Greybull put in just £20 million of its own money, mostly in the form of high-interest loans. That includes £15 million from a subsidiary in Jersey on which Greybull stood to make a 9 per cent return. Meanwhile it also put £40 million into a failing French steelworks.

Ben Marlow observed in the Sunday Telegraph on 26 May, “in true private equity fashion, by positioning itself as a senior creditor it both minimises its losses and gives it a place at the front of the queue if any money is recouped during insolvency, possibly at the expense of the taxpayer.”

‘Greybull’s exposure to risk is very limited.’

Mr Marlow concluded, “The firm and its ilk are fond of reminding folk that they provide ‘risk capital’ but by going to such lengths to protect their own exposure the risk, in reality, is actually very limited. Employees, suppliers, lenders, and the taxpayer stand to lose far more. It is this sort of ruthless, one-sided approach that gives capitalism a bad name.”

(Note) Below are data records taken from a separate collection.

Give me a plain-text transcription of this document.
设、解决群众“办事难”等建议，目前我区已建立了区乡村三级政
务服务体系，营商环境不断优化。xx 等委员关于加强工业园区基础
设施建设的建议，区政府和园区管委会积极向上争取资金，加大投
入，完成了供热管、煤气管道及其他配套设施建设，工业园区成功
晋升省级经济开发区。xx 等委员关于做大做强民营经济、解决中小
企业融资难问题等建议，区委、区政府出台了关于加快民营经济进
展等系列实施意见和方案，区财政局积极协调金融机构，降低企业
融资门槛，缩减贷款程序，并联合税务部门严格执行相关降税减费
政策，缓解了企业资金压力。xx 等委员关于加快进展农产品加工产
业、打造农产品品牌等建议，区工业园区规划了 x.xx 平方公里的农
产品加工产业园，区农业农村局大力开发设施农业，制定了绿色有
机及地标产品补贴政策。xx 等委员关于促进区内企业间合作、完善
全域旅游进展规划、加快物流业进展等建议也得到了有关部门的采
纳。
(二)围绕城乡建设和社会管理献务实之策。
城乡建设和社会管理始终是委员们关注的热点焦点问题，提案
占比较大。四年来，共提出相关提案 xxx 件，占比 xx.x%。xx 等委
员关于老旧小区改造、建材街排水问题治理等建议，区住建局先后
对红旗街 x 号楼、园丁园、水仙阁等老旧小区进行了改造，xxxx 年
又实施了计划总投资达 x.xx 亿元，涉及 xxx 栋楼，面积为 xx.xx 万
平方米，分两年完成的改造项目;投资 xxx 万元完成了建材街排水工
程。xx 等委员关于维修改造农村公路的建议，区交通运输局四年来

The Institute for Public Policy Research thinktank has concluded that closure would cost far more than keeping the plant going. That’s £2.8 billion in lost wages over the next ten years, £1.1 billion in lost government revenue and extra benefit payments, and a reduction in household spending by £1.2 billion over the same period.

Saving British Steel will take determination. So far, the government has promised to pay wages and suppliers until a buyer can be found. But more is needed, urgently, to ensure continued steel making at Scunthorpe. Otherwise Britain will have just one plant, Port Talbot, running blast furnaces and we will have to import the high quality steel that Scunthorpe produces.


This government has consistently failed to support the steel industry. And that looks unlikely to change outside the EU, unless they are forced to do so. Labour and some of the unions call for nationalisation, knowing that won’t be an option until we leave.

Gareth Stace, director of the trade body UK Steel, wrote in the Guardian that Brexit does not provide an answer and warns against no deal with the EU. He points out things the government could do – for example on high industrial electricty prices, – but fails to offer a solution. Elsewhere, he is reported as saying that the industry is resilient and what is really needed is an end to the uncertainty around Brexit.

As ever it will be down to the British Steel workers and others in the industry – and their unions Community, GMB and Unite – to lead the way out of this confusion. For a start they have to counter the lie that steel is a sunset industry and it’s not worth saving in Britain. Look around any city; you will see steel everywhere – not to mention new power plants and railways.